Muerte y resurrección. Incertidumbre. Yo.
La camarera acaba de depositar el billete en un platito marrón, junto a unas pocas monedas que constituyen el resto del cambio. Él lo mira sin atreverse a tocarlo, como si el simple contacto del desvaído color azul del papel manoseado fuese venenoso. ¿Cuál será la biografía de este billete? ¿Qué caminos habrá recorrido hasta llegar a la caja registradora de donde lo ha extraído la camarera para llevarlo hasta él? Pudo llegar hasta la cafetería en el bolso de una mujer joven que convidaba a una amiga para contarle dónde viajará de luna de miel, una historia de felicidad mediana como hay millones; o tal vez, en clave más dramática, vino en la mano sudorosa de un alcohólico que lo utilizó para pagar el vaso de cerveza que enseguida llevó temblando hasta los labios, temeroso de no lograrlo; o pertenecía a cualquier extranjero llegado un rato antes al aeropuerto, que lo habría usado nada más bajar del taxi para pagar su primer café en tierra española y, tal vez, hacerse una foto del momento que luego remitiría a sus amigos y familiares desde el teléfono móvil. Las cajas registradoras contienen tantas historias como billetes, tantas como monedas… Él ha aportado la suya, seguramente la más inaudita de todas, y también la más intensa: además de contener la muerte y resurrección propias, certifica su vida en vilo.
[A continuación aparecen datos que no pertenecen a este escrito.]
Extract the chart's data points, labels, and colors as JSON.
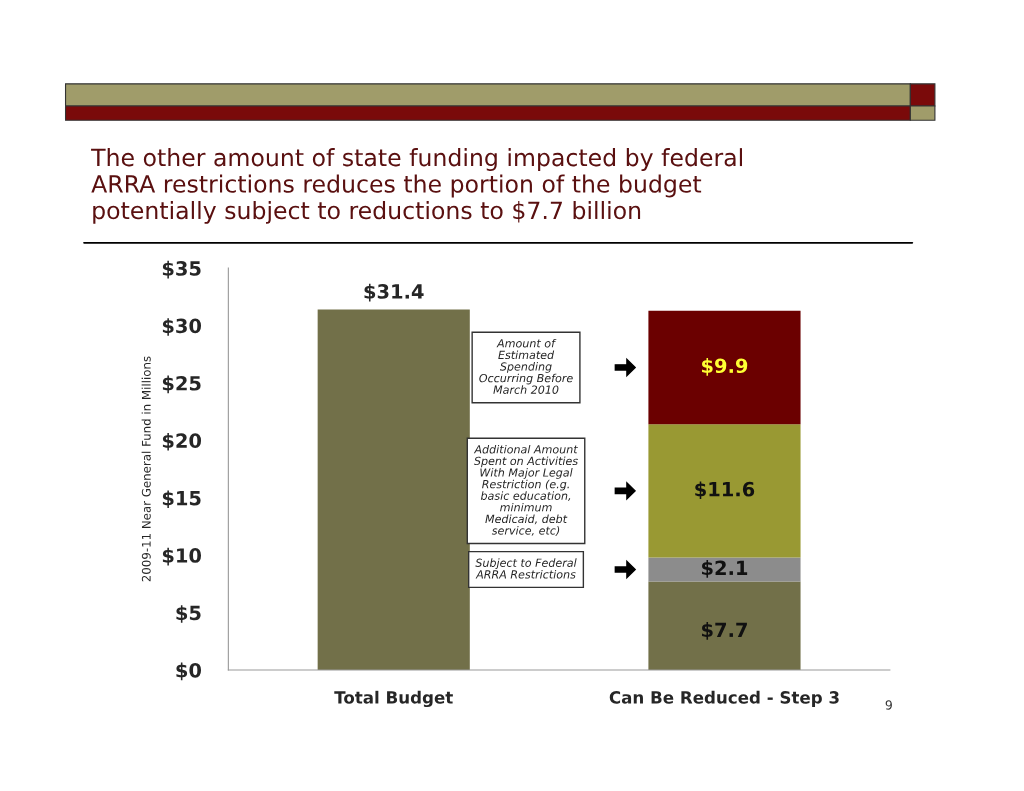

Hace un momento entró al bar, ruidoso y atestado de oficinistas a la hora del desayuno, pidió un café solo y apenas la camarera se lo sirvió extendió hacia ella el billete de diez euros que llevaba en la palma de la mano, dentro del bolsillo lateral de la americana, apretado con tal fuerza que cuando lo puso sobre la barra hubo de abrir y cerrar varias veces la mano para recuperar la circulación. La joven tomó el billete, y el acto sencillo e inocente, probablemente repetido en ese mismo instante millones de veces en todo el planeta, supuso para él una frontera trascendental, única e irreversible; sobre todo irreversible.